I’d particularly like to see a specific example of “relationship of that benchmark to the task at hand came apart at unexpected time”.
I don’t know what to do with some kind of abstract graphs that continue in a straight line, if I don’t know how performance on that abstract graph is related to actual concrete tasks whose performance I care a lot about.
If you have some task like “ability to do hacking” and you think it’s well measured by some benchmark (which seems like something we could plausibly design), then this result seems to indicate that performance on this task will scale predictably with scale, as long as you know how to do the right measurement to adjust for non-linear scaling.
In other words, as long as you know how performance will increase with scale, you could fairly precisely predict what scale is necessary to obtain some arbitrary level of performance on a well-measured metric, before you’ve actually reached that level of scale. That seems like a useful thing to know for many of the same reasons found in your comment.
In aggregate, unemployment is up to somewhere between 10-20% and there is a large class of disgruntled people.
I’m happy to bet that the US unemployment rate (as found here) will not meet or exceed 10.0% during any month in 2025. I’m willing to take this bet at 2 : 3 odds (in your favor) up to a risk of $600, which I think is reasonable if 10-20% is your modal scenario.
It looks like building a minimal system that’s non-foomy by design, for the specific purpose of setting up anti-foom security and nothing else.

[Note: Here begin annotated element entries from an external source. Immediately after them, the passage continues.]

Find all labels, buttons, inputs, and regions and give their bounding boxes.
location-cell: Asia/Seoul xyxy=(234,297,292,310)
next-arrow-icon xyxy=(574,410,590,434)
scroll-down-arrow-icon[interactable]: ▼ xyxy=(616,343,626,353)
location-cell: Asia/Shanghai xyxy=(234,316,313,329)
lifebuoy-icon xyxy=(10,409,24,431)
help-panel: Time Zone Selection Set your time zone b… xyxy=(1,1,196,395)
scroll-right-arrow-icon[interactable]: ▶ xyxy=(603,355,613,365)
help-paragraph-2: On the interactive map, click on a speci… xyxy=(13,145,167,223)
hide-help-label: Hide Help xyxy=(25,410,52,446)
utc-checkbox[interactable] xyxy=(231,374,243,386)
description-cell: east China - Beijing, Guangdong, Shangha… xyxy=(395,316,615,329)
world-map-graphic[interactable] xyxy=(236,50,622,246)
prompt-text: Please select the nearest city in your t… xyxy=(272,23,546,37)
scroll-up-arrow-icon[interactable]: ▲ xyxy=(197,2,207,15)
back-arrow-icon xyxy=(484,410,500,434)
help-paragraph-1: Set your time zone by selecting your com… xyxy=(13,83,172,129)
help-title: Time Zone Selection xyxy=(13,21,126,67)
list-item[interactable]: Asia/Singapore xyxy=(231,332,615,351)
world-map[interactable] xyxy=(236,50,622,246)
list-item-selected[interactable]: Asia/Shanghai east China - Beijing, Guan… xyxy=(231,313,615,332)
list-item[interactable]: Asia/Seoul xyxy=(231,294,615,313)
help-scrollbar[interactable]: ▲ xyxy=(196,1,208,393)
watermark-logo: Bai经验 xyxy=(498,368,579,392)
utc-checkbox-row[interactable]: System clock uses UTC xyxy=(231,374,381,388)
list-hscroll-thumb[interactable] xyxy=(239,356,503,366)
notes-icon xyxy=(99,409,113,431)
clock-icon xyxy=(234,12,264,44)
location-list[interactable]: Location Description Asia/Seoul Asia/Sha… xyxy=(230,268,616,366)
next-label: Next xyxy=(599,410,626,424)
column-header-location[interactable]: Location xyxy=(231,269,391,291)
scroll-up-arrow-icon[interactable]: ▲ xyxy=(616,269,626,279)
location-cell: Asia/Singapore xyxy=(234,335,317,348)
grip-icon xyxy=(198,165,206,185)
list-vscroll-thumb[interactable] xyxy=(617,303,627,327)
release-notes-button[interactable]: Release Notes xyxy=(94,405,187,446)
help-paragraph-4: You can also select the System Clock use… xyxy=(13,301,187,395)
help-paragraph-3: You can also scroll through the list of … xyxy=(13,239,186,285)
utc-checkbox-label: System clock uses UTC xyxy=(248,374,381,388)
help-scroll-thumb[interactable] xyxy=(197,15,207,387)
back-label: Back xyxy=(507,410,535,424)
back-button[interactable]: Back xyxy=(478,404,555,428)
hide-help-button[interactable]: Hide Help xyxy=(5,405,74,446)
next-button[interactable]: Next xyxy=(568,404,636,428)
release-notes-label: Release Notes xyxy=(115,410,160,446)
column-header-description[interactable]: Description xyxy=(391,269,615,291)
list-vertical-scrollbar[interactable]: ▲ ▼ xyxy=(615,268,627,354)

Your link for anti-foom security is to the Arbitral article on pivotal acts. I think pivotal acts, almost by definition, assume that foom is achievable in the way that I defined it. That’s because if foom is false, there’s no way you can prevent other people from building AGI after you’ve completed any apparent pivotal act. At most you can delay timelines, by for example imposing ordinary regulations. But you can’t actually have a global indefinite moratorium, enforced by e.g. nanotech that will melt anyone’s GPU who circumvents the ban, in the way implied by the pivotal act framework.
In other words, if you think we can achieve pivotal acts while humans are still running the show, then it sounds like you just disagree with my original argument.
Assuming eventual foom, non-foomy things that don’t set up anti-foom security in time only make the foom problem worse, so this abdication of direct responsibility frame doesn’t help.
If foom is inevitable, but it won’t happen when humans are still running anything, then what anti-foom security measures can we actually put in place that would help our future descendants handle foom? And does it look any different than ordinary prosaic alignment research?
I don’t really agree, although it might come down to what you mean. When some people talk about their AGI timelines they often mean something much weaker than what I’m imagining, which can lead to significant confusion.
If your bar for AGI was “score very highly on college exams” then my median “AGI timelines” dropped from something like 2030 to 2025 over the last 2 years. Whereas if your bar was more like “radically transform the human condition”, I went from ~2070 to 2047.
I just see a lot of ways that we could have very impressive software programs and yet it still takes a lot of time to fundamentally transform the human condition, for example because of regulation, or because we experience setbacks due to war. My fundamental model hasn’t changed here, although I became substantially more impressed with current tech than I used to be.
(Actually, I think there’s a good chance that there will be no major delays at all and the human condition will be radically transformed some time in the 2030s. But because of the long list of possible delays, my overall distribution is skewed right. This means that even though my median is 2047, my mode is like 2034.)